This is a song about someone who defends their abuser with the same breath they describe the abuse, treating loyalty to the person who hurts them as proof they're still choosing something instead of admitting they never had a choice. The speaker redirects every threat outward while describing inward collapse, convinced that protecting the brother from outside judgment is the only form of agency left when she can't protect herself from him.
Bare naked under my nightgown / Pissing on the stove to put it out
The physical vulnerability and feral survival behavior land before any context does, establishing a household where basic safety and innocence are already gone. This is not a memory framed as trauma but a present-tense inventory delivered without affect, like these details are just how life works.
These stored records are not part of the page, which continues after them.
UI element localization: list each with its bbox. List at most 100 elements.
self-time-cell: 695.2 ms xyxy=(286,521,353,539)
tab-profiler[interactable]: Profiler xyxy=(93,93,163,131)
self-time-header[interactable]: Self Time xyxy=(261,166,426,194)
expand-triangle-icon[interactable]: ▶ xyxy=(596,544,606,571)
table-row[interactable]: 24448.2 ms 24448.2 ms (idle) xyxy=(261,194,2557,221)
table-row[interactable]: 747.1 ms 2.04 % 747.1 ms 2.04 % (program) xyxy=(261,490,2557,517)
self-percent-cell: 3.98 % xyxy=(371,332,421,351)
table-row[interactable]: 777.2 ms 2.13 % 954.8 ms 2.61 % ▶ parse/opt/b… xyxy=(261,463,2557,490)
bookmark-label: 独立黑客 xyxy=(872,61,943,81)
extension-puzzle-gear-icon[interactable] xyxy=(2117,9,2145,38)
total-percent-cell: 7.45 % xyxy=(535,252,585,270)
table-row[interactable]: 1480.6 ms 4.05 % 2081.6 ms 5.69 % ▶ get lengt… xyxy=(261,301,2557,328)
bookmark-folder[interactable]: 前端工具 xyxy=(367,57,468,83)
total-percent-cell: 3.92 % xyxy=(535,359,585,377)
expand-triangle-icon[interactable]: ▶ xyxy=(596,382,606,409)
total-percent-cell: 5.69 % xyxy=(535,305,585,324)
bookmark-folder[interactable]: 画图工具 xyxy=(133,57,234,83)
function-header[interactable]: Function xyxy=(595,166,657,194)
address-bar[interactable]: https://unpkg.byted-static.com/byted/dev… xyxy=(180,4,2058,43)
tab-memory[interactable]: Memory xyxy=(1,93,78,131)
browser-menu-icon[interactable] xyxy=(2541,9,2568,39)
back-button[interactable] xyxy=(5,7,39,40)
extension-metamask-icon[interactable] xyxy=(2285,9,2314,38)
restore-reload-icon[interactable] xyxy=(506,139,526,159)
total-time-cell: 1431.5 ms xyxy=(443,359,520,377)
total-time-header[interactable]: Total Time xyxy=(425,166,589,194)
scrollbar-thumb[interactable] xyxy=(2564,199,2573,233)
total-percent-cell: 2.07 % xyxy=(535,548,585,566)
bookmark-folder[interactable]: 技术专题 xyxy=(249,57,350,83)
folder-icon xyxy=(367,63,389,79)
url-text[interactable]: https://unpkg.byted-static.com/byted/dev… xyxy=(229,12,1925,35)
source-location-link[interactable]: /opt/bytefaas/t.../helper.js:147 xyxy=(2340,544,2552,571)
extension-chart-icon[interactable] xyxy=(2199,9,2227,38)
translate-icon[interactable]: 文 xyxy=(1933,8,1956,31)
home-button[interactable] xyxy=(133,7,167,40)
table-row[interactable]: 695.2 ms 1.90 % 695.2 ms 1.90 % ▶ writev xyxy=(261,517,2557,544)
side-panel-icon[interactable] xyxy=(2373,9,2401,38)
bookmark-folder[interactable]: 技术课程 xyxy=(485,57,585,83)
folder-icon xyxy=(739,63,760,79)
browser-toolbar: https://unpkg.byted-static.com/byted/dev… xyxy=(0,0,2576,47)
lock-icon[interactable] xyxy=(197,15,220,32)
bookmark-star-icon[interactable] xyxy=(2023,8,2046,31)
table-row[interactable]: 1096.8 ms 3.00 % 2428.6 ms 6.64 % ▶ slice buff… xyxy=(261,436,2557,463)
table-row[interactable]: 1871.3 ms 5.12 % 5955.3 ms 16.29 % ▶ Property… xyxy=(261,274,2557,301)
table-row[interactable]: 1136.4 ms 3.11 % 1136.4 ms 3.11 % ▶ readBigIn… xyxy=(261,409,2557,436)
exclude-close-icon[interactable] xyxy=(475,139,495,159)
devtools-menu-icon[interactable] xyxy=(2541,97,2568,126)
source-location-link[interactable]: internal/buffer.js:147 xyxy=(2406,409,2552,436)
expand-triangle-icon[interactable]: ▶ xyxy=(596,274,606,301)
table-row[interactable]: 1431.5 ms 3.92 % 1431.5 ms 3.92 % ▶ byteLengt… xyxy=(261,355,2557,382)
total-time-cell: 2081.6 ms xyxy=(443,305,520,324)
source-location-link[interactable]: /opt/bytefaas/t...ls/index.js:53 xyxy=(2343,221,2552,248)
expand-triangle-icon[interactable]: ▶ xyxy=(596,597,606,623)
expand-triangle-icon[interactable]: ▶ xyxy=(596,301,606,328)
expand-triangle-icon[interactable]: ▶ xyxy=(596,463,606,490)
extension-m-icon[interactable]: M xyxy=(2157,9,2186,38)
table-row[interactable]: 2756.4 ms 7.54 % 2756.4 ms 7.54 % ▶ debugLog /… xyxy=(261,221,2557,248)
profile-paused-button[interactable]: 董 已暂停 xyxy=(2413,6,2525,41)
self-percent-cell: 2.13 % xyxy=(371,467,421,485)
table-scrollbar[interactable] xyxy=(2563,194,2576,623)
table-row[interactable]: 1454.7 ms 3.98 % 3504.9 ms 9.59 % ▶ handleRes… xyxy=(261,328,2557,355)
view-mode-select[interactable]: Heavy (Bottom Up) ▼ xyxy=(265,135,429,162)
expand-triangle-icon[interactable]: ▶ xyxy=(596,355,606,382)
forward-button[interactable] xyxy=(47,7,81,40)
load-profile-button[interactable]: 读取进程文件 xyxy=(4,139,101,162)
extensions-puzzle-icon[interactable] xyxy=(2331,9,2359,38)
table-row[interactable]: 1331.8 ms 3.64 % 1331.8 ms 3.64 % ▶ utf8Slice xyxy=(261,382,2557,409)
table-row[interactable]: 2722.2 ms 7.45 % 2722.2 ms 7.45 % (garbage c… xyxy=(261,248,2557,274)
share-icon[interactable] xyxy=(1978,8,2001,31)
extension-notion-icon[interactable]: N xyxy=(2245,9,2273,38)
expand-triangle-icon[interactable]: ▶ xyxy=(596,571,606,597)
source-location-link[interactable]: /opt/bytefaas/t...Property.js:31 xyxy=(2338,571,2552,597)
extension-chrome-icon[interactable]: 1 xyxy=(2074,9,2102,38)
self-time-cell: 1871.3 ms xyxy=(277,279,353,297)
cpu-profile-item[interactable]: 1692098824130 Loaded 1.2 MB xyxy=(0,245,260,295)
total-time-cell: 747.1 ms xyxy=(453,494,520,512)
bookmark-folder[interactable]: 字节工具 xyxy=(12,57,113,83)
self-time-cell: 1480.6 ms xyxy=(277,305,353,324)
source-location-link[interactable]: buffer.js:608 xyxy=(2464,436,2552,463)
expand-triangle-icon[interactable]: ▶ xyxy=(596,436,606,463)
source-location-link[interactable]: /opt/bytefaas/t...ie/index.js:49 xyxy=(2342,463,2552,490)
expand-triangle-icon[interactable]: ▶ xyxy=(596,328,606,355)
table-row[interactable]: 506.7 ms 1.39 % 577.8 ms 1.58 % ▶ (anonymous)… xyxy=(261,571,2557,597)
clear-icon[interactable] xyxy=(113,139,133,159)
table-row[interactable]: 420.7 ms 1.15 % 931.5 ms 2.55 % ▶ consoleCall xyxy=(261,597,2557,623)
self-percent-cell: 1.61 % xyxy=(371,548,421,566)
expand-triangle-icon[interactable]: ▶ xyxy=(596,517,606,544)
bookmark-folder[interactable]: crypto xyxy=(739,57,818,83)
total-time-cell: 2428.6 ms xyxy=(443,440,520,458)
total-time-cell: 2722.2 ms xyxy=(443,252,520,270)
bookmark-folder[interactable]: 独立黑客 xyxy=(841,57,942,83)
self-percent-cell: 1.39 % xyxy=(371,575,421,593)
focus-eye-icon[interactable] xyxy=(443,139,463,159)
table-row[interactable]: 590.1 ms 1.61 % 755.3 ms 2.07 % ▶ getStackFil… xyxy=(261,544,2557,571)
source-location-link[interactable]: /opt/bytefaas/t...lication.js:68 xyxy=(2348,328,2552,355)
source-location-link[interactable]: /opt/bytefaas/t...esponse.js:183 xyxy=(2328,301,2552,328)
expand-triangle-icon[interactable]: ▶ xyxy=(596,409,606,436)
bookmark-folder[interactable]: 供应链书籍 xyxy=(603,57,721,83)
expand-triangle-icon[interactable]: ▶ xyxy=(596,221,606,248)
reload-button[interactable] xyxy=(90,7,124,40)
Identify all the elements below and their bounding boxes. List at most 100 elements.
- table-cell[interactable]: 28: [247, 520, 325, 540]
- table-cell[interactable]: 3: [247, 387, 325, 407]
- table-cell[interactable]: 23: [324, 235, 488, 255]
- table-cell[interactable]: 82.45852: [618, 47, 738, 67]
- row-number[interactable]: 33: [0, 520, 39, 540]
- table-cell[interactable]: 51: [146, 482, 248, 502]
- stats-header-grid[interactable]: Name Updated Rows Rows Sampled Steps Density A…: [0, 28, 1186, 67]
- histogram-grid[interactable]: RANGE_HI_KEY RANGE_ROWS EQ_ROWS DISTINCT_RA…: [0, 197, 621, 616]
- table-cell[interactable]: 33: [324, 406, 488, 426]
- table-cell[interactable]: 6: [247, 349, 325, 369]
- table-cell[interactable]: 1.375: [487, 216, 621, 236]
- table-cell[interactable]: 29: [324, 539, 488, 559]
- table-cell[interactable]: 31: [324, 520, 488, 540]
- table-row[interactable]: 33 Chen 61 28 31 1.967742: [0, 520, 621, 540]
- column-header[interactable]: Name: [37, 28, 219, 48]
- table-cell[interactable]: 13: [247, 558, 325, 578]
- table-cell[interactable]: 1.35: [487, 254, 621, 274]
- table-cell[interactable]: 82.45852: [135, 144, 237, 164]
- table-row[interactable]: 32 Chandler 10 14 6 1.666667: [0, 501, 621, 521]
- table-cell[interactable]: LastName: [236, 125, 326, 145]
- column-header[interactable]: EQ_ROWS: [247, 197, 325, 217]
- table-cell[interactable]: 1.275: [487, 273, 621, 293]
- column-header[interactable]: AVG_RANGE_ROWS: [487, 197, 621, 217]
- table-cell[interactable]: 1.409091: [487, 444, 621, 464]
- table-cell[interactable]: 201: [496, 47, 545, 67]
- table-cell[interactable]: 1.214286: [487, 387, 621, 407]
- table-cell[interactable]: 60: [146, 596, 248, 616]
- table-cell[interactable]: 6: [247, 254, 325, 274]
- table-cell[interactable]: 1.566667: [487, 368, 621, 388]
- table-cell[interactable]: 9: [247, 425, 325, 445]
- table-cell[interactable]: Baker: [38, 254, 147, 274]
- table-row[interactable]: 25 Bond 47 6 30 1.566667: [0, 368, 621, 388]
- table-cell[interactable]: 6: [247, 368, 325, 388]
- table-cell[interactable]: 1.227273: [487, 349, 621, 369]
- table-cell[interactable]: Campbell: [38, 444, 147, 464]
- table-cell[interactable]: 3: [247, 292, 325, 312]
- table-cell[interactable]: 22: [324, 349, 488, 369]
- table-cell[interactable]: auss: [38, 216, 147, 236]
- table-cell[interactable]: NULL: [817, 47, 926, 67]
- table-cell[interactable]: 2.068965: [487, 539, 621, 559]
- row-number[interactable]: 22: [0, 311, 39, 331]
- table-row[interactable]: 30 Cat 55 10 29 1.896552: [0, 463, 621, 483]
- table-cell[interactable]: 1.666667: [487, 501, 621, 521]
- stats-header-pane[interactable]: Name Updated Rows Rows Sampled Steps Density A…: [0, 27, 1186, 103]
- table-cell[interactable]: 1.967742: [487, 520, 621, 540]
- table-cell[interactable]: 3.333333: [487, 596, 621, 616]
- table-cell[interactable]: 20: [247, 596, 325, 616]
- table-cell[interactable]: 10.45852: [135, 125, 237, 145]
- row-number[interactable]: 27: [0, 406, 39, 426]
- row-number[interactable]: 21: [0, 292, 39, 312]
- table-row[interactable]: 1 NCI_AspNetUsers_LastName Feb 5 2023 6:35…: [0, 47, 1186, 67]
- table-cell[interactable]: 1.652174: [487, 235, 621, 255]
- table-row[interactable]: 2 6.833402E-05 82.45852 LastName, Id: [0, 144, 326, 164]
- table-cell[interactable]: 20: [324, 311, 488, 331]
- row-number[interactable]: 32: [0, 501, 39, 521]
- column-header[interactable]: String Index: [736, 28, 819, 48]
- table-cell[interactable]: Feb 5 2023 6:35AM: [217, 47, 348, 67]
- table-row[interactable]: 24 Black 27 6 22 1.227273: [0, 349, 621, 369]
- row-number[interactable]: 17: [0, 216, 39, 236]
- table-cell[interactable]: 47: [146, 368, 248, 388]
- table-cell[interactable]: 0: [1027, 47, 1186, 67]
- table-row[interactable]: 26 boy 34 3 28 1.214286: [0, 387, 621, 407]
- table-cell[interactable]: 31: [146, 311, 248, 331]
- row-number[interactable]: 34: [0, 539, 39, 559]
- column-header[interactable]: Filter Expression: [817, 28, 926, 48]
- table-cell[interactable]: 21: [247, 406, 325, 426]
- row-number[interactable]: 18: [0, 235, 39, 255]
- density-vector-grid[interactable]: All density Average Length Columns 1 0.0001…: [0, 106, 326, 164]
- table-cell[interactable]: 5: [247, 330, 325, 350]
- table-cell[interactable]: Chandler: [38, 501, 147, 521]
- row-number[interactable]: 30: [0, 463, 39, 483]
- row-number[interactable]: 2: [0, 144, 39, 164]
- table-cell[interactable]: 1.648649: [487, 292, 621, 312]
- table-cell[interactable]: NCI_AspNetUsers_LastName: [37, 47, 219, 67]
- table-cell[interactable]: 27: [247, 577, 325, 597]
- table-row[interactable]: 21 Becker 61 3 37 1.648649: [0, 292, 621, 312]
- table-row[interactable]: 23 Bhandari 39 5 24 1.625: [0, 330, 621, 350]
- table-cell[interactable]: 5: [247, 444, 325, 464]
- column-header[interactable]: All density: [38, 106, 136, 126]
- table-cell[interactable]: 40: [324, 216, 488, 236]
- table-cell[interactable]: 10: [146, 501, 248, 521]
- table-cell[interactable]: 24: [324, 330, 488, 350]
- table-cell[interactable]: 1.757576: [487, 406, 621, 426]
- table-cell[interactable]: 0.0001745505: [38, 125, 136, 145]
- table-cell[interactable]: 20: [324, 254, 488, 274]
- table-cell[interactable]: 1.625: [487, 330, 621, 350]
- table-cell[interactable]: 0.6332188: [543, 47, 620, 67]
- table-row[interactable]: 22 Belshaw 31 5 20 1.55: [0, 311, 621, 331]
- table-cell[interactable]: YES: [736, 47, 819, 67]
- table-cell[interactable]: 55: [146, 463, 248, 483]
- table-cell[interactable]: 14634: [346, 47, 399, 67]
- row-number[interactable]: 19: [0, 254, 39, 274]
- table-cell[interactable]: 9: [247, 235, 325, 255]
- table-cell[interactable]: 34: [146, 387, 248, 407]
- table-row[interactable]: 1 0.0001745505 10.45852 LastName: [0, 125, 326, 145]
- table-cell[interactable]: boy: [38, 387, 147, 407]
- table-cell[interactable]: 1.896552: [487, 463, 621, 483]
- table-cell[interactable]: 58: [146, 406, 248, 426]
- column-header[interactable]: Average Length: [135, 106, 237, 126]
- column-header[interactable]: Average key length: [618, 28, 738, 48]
Older brother made a name for himself with the cops / Scumbag fuck, but I swear that he's not
The contradiction arrives in consecutive lines. She names what he is, then immediately retracts it, treating the insistence that 'he's so good to me' as evidence when it's actually the diagnostic symptom. The speaker doesn't realize that selective kindness from an abuser is how abuse continues, not proof it isn't happening.
I'm not scared of God / I'm scared He was gone all along
This reads like theological doubt but it's actually about abandonment. If God was never there, then nobody is coming and what's happening was always going to happen, which means the speaker can stop waiting for intervention and accept the brother's 'goodness' as the only protection available. The fear isn't judgment but the confirmation that she's alone in this.
Does your baby know her daddy's a rapist? / He hates the way you look at me
The speaker redirects the threat toward someone outside the house, weaponizing what's happening to her as a warning to others rather than naming it as something that should stop. She frames the brother's jealousy as protection, like his hatred of another predator proves he's different, when both are just claiming ownership.
You were wrong
The 'you' is aimed outward at someone who might judge the brother, but the repetition starts to sound like she's trying to convince herself. I'm not sure she even believes it by the end, or maybe she does and that's worse. Either way, the song closes without resolution because the speaker can't leave and can't imagine a version of this that ends differently.
This song is Ethel Cain doing exactly what the character was built for: she absorbs the damage and calls it devotion, turns victimhood into a test of loyalty she's determined to pass. The speaker doesn't realize that defending the person who hurts you isn't strength, it's the clearest proof the abuse already won, but realizing that would require believing she deserves better and the song never gets there.